Sore hari tiba. Hava berangkat membawa makan malam untuk kakaknya. Akan tetapi, di tengah jalan, Hava berpapasan dengan seekor ular kobra. Hava lari terbirit-birit. Akhirnya, ia tersesat. Ia mencoba melihat peta yang digambar Mehran, namun ia tak tahu saat itu ia berada di mana. Hava malah melewati rumah Siluman Berkepala Tiga.

Siluman itu menangkap Hava dan memasukkannya ke dalam kerangkeng. Hava menangis ketakutan.

“Aku akan menangkap dua manusia lagi, supaya bisa memanggang tiga manusia sekaligus,” gumam Siluman Berkepala Tiga.

Sementara itu, Mehran gelisah karena Hava belum datang juga. Ia segera pulang. Bu Aleah memberi tahu bahwa Hava telah berangkat sejak sore hari.

“Jangan-jangan, dia melewati jalan ke rumah siluman,” pikir Mehran.

Ia segera berlari ke arah Siluman Berkepala Tiga. Di tengah jalan, ia bertemu penjual roti yang menawarinya roti. Karena lapar, Mehran langsung melahap roti itu. Namun seketika tubuhnya menjadi kaku. Ternyata, penjual roti itu adalah Siluman Berkepala Tiga yang menyamar dan memberinya roti beracun. Siluman itu memasukkan Mehran ke kerangkeng di rumahnya.
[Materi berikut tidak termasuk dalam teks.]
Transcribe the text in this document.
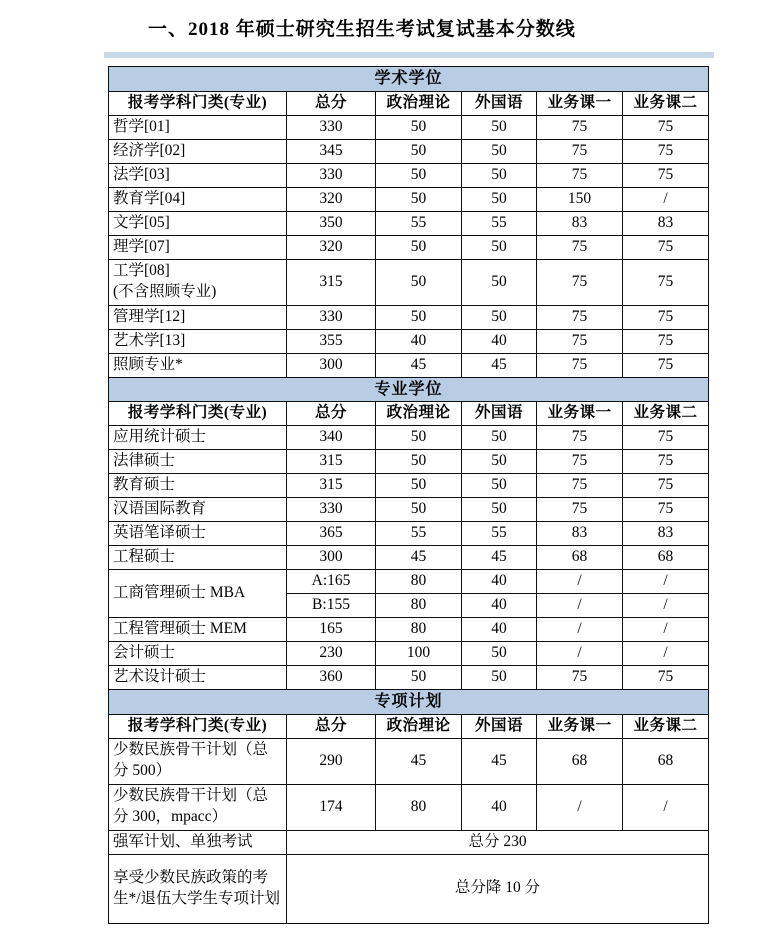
一、2018 年硕士研究生招生考试复试基本分数线
学术学位					
报考学科门类(专业)	总分	政治理论	外国语	业务课一	业务课二
哲学[01]	330	50	50	75	75
经济学[02]	345	50	50	75	75
法学[03]	330	50	50	75	75
教育学[04]	320	50	50	150	/
文学[05]	350	55	55	83	83
理学[07]	320	50	50	75	75

工学[08]
(不含照顾专业)	315	50	50	75	75
管理学[12]	330	50	50	75	75
艺术学[13]	355	40	40	75	75
照顾专业*	300	45	45	75	75
专业学位					
报考学科门类(专业)	总分	政治理论	外国语	业务课一	业务课二
应用统计硕士	340	50	50	75	75
法律硕士	315	50	50	75	75
教育硕士	315	50	50	75	75
汉语国际教育	330	50	50	75	75
英语笔译硕士	365	55	55	83	83
工程硕士	300	45	45	68	68
工商管理硕士 MBA	A:165	80	40	/	/
	B:155	80	40	/	/
工程管理硕士 MEM	165	80	40	/	/
会计硕士	230	100	50	/	/
艺术设计硕士	360	50	50	75	75
专项计划					
报考学科门类(专业)	总分	政治理论	外国语	业务课一	业务课二
少数民族骨干计划（总分 500）	290	45	45	68	68
少数民族骨干计划（总分 300，mpacc）	174	80	40	/	/
强军计划、单独考试	总分 230				
享受少数民族政策的考生*/退伍大学生专项计划	总分降 10 分				
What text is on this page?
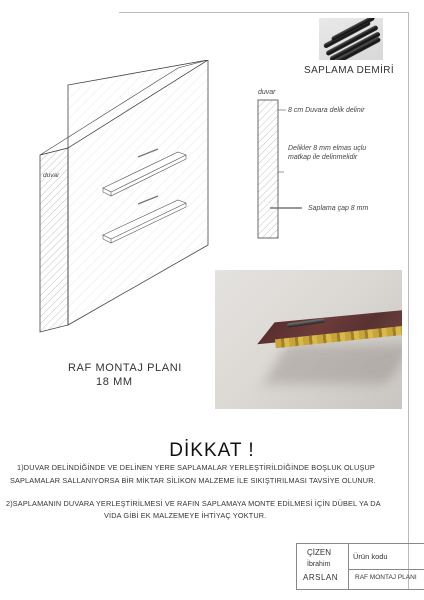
SAPLAMA DEMİRİ
duvar
duvar
8 cm Duvara delik delinir
Delikler 8 mm elmas uçlu
matkap ile delinmelidir
Saplama çap 8 mm
RAF MONTAJ PLANI
18 MM
DİKKAT !
1)DUVAR DELİNDİĞİNDE VE DELİNEN YERE SAPLAMALAR YERLEŞTİRİLDİĞİNDE BOŞLUK OLUŞUP
SAPLAMALAR SALLANIYORSA BİR MİKTAR SİLİKON MALZEME İLE SIKIŞTIRILMASI TAVSİYE OLUNUR.
2)SAPLAMANIN DUVARA YERLEŞTİRİLMESİ VE RAFIN SAPLAMAYA MONTE EDİLMESİ İÇİN DÜBEL YA DA
VİDA GİBİ EK MALZEMEYE İHTİYAÇ YOKTUR.
ÇİZEN
İbrahim
ARSLAN
Ürün kodu
RAF MONTAJ PLANI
Sementara itu, Bu Aleah gelisah karena Mehran tidak juga pulang membawa Hava. Caspar yang tadinya hanya berbaring, pelan-pelan bangkit berdiri. Ia pelan-pelan mengibas debu di bajunya.

“Bu, ijinkan aku mencari Kak Mehran dan Kak Hava,” bisiknya pelan.

Bu Aleah melihat Caspar dengan tidak tega. Anak angkatnya itu memang tampak bodoh dan lamban.

“Anakku, jangan meninggalkan Ibu. Sekarang, tinggal kamu satu-satunya anak Ibu,” mohon Bu Aleah.

“Aku akan mencari kedua kakakku, Bu. Lalu membasmi siluman itu…” bisik Caspar lagi. Ia lalu membuka pintu, dan berlari secepat kilat.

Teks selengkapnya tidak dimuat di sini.